Side effect - merge interruption: If the service is restarted during an in-progress merge, the operation is interrupted:
[WARN] [snapshots] state merge failed err=build idx: loadIntoTable : stopped
The merge must then restart from the beginning after service recovery.
Steps to reproduce the behaviour
Note on reproduction: This issue cannot be triggered on demand - it requires waiting for snapshot aggregation events which occur hours or sometimes days apart. However, when it does occur, it affects multiple nodes simultaneously and is critically disruptive to our operations, requiring immediate intervention across the fleet.

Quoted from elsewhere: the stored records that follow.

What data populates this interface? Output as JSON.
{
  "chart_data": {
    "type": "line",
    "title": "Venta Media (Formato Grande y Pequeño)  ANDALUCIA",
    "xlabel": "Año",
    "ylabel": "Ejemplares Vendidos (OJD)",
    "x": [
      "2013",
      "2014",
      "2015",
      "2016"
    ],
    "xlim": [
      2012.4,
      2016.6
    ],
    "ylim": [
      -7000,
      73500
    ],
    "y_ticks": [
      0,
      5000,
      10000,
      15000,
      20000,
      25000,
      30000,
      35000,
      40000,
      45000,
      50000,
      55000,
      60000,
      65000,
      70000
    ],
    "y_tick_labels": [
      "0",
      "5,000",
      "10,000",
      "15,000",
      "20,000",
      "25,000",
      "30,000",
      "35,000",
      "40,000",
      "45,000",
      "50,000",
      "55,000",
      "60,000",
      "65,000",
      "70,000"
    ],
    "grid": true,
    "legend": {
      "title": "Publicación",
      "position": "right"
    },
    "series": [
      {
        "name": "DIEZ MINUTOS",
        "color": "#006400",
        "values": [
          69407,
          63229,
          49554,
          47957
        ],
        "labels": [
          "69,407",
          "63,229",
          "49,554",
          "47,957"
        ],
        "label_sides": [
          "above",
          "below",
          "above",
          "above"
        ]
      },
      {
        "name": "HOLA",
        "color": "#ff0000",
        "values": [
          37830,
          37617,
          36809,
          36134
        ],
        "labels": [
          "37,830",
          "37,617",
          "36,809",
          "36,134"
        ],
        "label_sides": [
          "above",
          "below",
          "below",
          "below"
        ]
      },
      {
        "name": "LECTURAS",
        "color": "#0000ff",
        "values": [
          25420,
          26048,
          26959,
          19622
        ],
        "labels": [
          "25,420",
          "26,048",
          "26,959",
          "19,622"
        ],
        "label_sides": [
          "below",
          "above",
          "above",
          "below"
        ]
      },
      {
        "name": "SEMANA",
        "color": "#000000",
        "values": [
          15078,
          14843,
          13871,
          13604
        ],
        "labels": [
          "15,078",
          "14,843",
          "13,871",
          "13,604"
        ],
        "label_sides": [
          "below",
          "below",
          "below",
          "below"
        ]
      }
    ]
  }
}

We've documented multiple occurrences to provide as much data as possible.
- Run Erigon with Caplin (default, no
--externalcl) in archive mode - Wait for a snapshot aggregation event (occurs periodically as chain progresses)
- Observe logs after
[snapshots] aggregated step=XXXXmessage appears - Note absence of
[NewPayload]messages and head updates while P2P heartbeats continue
Validation performed:
To confirm the issue is Caplin-specific, we ran a comparative test with three nodes hitting step 2039 aggregation simultaneously:
| Node | Hardware | Aggregation Time | Consensus Client | Post-Aggregation Behavior |
|---|---|---|---|---|
| Node 1 | i4i.2xlarge | 5m24s | Caplin | Stall, no blocks for 4+ minutes |
| Node 2 | x2gd.xlarge (ARM64) | 6m44s | Caplin | Stall, no blocks for 4+ minutes |
| Node 3 | i7i.xlarge | 7m29s | Prysm (--externalcl) |
Continuous block delivery |
The Prysm node continued processing blocks throughout (with [NewPayload] messages appearing continuously), confirming the issue is specific to Caplin rather than the execution layer or snapshot system.

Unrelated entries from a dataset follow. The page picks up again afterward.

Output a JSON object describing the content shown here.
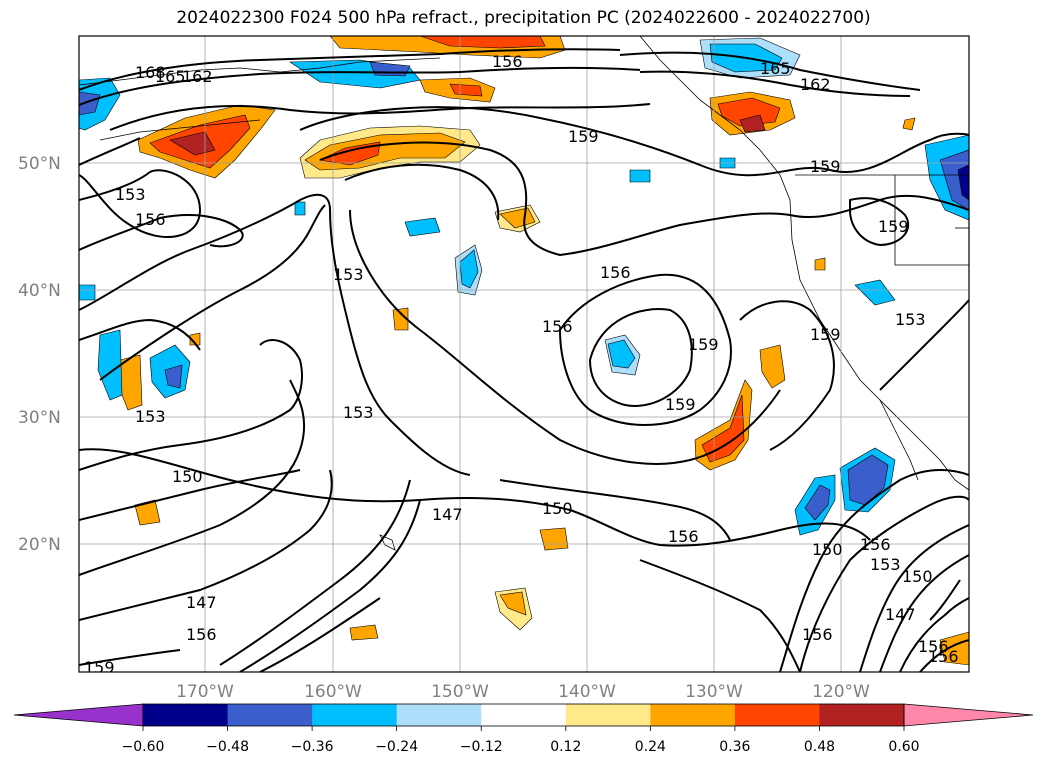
{
  "title": "2024022300 F024 500 hPa refract., precipitation PC (2024022600 - 2024022700)",
  "lat_labels": [
    "50°N",
    "40°N",
    "30°N",
    "20°N"
  ],
  "lon_labels": [
    "170°W",
    "160°W",
    "150°W",
    "140°W",
    "130°W",
    "120°W"
  ],
  "contour_labels": [
    "168",
    "165",
    "162",
    "156",
    "159",
    "165",
    "162",
    "153",
    "156",
    "159",
    "159",
    "153",
    "156",
    "156",
    "159",
    "159",
    "159",
    "153",
    "153",
    "153",
    "150",
    "150",
    "147",
    "156",
    "150",
    "156",
    "153",
    "150",
    "147",
    "156",
    "147",
    "156",
    "159",
    "156",
    "156"
  ],
  "colorbar": {
    "ticks": [
      "−0.60",
      "−0.48",
      "−0.36",
      "−0.24",
      "−0.12",
      "0.12",
      "0.24",
      "0.36",
      "0.48",
      "0.60"
    ],
    "colors": [
      "#9932CC",
      "#00008B",
      "#3A5FCD",
      "#00BFFF",
      "#ADDFFA",
      "#FFFFFF",
      "#FFE98A",
      "#FFA500",
      "#FF4500",
      "#B22222",
      "#FF88AA"
    ]
  }
}
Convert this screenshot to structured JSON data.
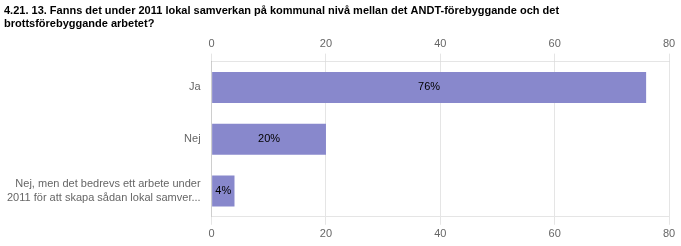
{
  "chart_data": {
    "type": "bar",
    "orientation": "horizontal",
    "title": "4.21. 13. Fanns det under 2011 lokal samverkan på kommunal nivå mellan det ANDT-förebyggande och det\nbrottsförebyggande arbetet?",
    "categories": [
      "Ja",
      "Nej",
      "Nej, men det bedrevs ett arbete under\n2011 för att skapa sådan lokal samver..."
    ],
    "values": [
      76,
      20,
      4
    ],
    "value_labels": [
      "76%",
      "20%",
      "4%"
    ],
    "data_labels": true,
    "color": "#8888cc",
    "xlim": [
      0,
      80
    ],
    "xticks": [
      0,
      20,
      40,
      60,
      80
    ],
    "grid": true
  }
}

Isolated stall example (Node 2, Dec 18 ~19:25 UTC):
- 19:24:28: Last head update (block 24041258)
- 19:25:01:
[5/5 Execution][agg] computing triebegins - 19:25:08 - 19:29:08: Only P2P heartbeats visible, no block delivery
- 19:29:08: Service restarted by external watchdog
Backtrace
No crash/backtrace - the service remains running but Caplin stops delivering blocks. The issue manifests as a functional stall rather than a crash.
Possible investigation areas:
- What internal state does Caplin enter after snapshot aggregation completes?
- Why do some nodes resume processing but in a degraded state that never catches up?
- Are block requests being made to peers but not processed?
- Could heavy I/O during aggregation cause a deadlock or blocking condition in Caplin's processing loop?
We're running Caplin in production because of its performance advantages and architectural elegance as an integrated solution. The goal of this report is to help identify and resolve this issue. Happy to assist however we can!